Over the past five seasons, Howard compiled a sub-league average 95 OPS-plus while not providing positive contributions on defense or on the base paths, posting a minus-2.2 WAR over that span. He hit just .197/.257/.453 last season with 114 strikeouts in 362 plate appearances. Still, the Braves were encouraged by how Howard capped his Phillies career.
“We’ve said that we want to get our bench better. He had a .932 OPS in the second half of the (2016) season. He hit really well against right-handed pitching. We don’t have a lot of power on the bench right now. He would help with that,” general manager John Coppolella told reporters in New York. “In the second half of the season he hit 13 homers in 130 at-bats. He spent the offseason just where he got into great shape.
“If he can do what he did in the second half of the season, he will help our team.”
Only two MLB players hit for more isolated power (.346) in 140 or more plate appearances than Howard after the All-Star break: top catching prospect Gary Sanchez (Yankees) and second-half home run champ Brian Dozier (Twins). Howard has eclipsed the 20-homer mark in each of his past three seasons.
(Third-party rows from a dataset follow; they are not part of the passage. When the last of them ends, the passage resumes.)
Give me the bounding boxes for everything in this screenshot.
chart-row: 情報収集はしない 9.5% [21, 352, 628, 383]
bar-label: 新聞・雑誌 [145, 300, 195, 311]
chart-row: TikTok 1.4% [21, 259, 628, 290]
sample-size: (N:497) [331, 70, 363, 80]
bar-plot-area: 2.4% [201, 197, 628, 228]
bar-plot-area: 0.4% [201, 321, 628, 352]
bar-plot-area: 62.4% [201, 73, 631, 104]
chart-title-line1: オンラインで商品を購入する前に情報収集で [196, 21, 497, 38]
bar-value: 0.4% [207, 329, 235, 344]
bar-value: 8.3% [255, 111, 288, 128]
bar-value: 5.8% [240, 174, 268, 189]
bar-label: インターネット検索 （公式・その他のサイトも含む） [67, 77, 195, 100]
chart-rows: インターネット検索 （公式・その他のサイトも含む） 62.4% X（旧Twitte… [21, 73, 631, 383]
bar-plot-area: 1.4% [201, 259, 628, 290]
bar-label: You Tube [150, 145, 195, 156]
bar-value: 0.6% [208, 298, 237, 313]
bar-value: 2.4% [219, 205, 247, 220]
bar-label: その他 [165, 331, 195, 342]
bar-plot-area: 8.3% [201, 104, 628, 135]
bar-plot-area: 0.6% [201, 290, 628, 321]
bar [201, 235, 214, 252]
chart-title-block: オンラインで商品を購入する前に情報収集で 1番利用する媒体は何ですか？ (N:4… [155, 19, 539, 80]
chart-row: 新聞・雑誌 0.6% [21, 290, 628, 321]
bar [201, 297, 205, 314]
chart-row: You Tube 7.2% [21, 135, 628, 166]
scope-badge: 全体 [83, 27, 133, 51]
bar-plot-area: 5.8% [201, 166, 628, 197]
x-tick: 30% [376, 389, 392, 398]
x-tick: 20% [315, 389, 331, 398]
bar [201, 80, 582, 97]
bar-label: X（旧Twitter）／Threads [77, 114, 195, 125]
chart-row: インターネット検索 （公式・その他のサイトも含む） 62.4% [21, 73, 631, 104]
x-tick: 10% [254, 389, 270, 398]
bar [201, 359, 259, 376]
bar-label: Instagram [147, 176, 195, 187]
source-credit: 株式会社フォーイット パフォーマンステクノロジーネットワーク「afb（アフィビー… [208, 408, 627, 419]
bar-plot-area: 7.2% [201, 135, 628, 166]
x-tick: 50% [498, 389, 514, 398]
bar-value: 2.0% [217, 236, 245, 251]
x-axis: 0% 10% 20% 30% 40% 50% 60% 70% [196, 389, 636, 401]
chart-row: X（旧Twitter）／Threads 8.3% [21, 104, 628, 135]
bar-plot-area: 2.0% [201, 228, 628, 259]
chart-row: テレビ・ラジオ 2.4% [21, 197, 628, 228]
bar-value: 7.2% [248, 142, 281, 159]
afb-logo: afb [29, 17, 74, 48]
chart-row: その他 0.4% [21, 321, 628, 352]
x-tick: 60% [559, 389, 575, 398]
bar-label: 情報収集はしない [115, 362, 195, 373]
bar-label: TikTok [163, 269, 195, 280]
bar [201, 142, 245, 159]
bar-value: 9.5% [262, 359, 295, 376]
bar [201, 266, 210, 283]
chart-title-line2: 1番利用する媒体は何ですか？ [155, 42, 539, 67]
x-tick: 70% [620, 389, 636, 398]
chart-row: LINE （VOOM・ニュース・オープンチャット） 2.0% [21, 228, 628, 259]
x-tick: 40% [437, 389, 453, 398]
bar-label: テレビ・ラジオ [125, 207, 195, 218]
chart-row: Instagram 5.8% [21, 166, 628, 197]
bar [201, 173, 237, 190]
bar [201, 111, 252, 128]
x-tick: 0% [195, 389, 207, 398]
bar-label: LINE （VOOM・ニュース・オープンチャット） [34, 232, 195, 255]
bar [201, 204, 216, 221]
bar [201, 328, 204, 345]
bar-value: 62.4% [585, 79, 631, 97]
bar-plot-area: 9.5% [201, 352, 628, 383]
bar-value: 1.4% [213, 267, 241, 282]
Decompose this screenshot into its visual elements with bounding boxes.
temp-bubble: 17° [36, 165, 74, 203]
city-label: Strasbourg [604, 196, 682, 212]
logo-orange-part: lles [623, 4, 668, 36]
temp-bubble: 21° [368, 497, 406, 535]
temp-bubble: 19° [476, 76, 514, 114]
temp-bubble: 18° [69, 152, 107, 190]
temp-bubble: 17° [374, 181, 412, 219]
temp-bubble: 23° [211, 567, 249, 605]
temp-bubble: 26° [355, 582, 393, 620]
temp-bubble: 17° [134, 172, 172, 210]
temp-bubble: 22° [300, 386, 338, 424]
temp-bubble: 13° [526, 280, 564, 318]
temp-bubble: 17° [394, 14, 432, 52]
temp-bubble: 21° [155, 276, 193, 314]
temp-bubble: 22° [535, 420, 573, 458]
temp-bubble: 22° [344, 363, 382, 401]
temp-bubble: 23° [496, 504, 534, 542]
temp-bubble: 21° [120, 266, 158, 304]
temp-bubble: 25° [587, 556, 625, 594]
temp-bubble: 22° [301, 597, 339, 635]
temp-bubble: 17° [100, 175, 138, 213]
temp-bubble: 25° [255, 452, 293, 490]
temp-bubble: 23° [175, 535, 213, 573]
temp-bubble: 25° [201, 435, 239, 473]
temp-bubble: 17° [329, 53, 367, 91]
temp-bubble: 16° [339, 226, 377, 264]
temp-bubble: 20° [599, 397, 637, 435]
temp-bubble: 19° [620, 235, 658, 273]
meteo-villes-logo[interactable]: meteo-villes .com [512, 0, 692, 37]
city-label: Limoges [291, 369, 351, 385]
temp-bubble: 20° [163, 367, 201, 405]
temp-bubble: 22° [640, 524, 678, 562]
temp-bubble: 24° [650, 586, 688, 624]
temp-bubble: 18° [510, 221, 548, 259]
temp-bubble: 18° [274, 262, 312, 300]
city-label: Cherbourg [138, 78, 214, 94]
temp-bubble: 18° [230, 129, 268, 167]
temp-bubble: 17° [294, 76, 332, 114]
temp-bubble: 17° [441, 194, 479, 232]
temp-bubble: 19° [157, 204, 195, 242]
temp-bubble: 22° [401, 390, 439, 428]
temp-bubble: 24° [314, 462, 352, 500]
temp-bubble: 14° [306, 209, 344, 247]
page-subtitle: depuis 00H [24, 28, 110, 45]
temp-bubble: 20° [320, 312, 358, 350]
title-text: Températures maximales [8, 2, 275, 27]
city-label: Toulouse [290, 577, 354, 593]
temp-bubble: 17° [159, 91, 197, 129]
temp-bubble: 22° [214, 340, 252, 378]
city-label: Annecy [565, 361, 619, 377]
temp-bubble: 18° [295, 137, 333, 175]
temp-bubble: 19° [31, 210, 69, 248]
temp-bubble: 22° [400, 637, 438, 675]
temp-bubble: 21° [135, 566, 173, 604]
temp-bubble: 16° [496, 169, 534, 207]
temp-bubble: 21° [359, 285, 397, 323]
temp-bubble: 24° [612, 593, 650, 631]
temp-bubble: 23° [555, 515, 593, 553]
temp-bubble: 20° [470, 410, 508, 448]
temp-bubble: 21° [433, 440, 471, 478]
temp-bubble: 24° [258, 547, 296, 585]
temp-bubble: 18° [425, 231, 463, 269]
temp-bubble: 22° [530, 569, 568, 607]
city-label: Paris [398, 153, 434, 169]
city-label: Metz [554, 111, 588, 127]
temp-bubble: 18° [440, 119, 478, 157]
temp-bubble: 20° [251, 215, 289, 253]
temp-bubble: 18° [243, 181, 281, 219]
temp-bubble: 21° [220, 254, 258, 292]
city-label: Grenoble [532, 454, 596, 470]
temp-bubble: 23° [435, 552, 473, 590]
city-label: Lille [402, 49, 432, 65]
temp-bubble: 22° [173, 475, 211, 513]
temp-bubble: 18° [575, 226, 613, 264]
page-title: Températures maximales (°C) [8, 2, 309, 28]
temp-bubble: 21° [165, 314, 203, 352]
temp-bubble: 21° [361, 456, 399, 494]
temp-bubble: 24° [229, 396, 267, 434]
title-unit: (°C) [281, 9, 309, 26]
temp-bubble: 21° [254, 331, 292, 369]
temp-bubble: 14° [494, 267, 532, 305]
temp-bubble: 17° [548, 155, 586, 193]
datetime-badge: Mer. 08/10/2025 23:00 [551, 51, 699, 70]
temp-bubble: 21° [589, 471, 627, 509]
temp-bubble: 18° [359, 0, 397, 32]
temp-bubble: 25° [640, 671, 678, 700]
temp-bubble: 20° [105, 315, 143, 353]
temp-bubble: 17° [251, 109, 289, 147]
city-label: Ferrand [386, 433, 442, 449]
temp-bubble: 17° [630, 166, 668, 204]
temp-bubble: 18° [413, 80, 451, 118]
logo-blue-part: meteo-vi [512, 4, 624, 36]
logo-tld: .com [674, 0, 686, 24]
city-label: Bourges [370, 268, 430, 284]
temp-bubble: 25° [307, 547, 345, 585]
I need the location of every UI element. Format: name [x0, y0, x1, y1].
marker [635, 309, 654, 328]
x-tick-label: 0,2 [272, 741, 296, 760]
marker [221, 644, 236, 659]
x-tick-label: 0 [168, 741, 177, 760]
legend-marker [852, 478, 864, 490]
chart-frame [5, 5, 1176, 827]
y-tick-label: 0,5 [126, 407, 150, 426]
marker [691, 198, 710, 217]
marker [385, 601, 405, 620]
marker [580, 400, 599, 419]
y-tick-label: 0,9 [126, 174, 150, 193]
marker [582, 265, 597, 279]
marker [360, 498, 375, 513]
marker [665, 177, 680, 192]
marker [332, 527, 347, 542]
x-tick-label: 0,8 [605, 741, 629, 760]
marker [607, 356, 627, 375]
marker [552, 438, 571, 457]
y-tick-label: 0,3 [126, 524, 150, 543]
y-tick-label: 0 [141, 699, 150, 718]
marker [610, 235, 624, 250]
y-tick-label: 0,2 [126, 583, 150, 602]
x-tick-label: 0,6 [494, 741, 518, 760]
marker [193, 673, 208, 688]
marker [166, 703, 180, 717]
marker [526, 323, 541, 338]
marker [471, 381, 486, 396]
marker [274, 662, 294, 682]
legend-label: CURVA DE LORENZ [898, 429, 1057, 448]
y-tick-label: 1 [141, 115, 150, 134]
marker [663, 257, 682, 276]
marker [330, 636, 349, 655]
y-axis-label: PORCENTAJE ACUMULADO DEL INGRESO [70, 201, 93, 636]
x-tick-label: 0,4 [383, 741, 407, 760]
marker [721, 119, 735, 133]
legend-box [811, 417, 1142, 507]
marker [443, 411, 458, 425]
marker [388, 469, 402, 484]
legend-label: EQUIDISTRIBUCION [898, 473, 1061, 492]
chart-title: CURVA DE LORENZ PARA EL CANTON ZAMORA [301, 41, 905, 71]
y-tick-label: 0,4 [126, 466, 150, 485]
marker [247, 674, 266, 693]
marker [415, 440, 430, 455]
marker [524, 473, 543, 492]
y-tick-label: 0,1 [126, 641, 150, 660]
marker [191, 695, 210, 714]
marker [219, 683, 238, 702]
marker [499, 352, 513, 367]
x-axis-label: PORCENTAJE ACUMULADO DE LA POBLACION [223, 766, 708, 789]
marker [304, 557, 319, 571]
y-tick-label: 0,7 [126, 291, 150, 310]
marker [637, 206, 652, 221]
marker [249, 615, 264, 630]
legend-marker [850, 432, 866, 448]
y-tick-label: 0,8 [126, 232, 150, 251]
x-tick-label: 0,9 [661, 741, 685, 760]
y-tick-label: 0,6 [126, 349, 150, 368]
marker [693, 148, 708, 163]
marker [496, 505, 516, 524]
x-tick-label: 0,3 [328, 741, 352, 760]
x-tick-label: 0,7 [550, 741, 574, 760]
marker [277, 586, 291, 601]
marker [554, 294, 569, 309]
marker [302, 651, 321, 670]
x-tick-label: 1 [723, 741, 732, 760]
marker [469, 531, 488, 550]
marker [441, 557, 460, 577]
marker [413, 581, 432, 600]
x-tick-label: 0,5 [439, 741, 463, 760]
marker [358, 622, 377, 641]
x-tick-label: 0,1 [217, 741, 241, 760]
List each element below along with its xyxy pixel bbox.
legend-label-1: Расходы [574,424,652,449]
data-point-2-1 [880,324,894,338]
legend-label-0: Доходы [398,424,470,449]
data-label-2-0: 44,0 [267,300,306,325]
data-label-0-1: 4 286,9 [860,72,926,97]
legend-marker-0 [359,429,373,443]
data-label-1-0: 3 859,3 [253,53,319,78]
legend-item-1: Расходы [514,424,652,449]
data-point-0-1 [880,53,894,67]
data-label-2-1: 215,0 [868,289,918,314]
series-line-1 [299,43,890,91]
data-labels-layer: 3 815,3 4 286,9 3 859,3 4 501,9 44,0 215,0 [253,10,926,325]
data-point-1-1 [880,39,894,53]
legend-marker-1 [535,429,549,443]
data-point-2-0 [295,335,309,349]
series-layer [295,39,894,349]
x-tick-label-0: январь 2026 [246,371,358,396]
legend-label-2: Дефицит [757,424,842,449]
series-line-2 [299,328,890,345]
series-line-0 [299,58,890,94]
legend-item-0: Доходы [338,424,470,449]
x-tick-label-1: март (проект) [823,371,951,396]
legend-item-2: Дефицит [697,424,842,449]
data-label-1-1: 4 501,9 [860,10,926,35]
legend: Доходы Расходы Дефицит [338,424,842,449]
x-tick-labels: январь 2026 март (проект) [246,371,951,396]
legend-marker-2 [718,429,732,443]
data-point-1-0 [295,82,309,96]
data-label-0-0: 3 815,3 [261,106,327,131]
Atlanta entered Opening Day with a five-man bench featuring backup catchers Kurt Suzuki and Anthony Recker and utility options Jace Peterson, Chase d’Arnaud and Emilio Bonifacio, though Coppolella and president of baseball operations John Hart never made it a secret that they were monitoring available options. In Howard, the front office finds a low-risk option that potentially slots onto their bench as a left-handed power pinch-hitter and emergency option behind Freddie Freeman.
“If it works, it’s great. If it doesn’t, it’s not a big-league contract,” Coppolella said. “It was just something that we thought would be good to where we could try to get that option and get better.”